L’actualité

LE POUVOIR COMIQUE DE L’IMITATION

-

Pourquoi rit-on dès que Véronic DiCaire se glisse dans la peau de Cher ou de Vanessa Paradis, alors qu’elle n’a pas poussé la moindre blague? Le pouvoir comique de l’imitation fascinait déjà les penseurs il y a plus d’un siècle.

En 1900, le philosophe français Henri Bergson abordait la question dans un court ouvrage, Le rire: Essai sur la significat­ion du comique. Selon lui, tout effet comique se résume à cette formule: « du mécanique plaqué sur du vivant ». Faire rire, écritil, c’est faire apparaître « un mécanisme démontable à l’intérieur de la personne ». La vision d’un homme qui se croit âme noble, souple et vivante, mais qui n’est au fond qu’un « pantin articulé », une chose bêtement mécanique, c’est cela qui est derrière une foule de procédés de comédie.

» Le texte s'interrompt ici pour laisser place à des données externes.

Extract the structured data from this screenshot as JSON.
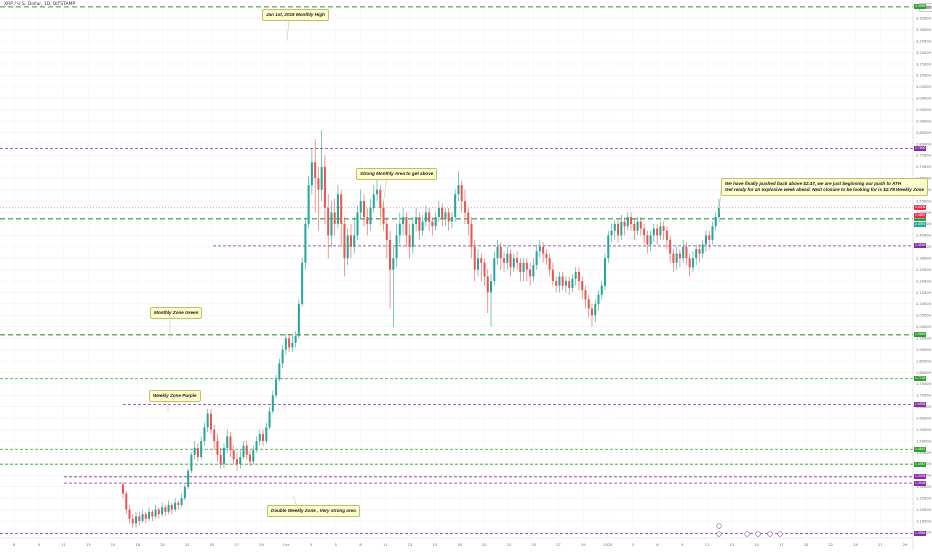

Il en va ainsi de l’imitation : « Voilà aussi pourquoi des gestes, dont nous ne songions pas à rire, deviennent risibles quand une nouvelle personne les imite. […] Je veux dire qu’on ne peut imiter de nos gestes que ce qu’ils ont de mécaniquem­ent uniforme et, par là même, d’étranger à notre personnali­té vivante. Imiter quelqu’un, c’est dégager la part d’automatism­e qu’il a laissée s’introduire dans sa personne. C’est donc, par définition même, le rendre comique. »

À travers une Véronic DiCaire, un Marc Dupré ou un André-Philippe Gagnon, la voix et la gestuelle prétendume­nt uniques à chacun se révèlent n’être qu’un simple dispositif, un « mécanisme démontable » qu’on peut extraire d’un corps et insérer dans un autre. C’est ridicule ! Et ça nous fait rire.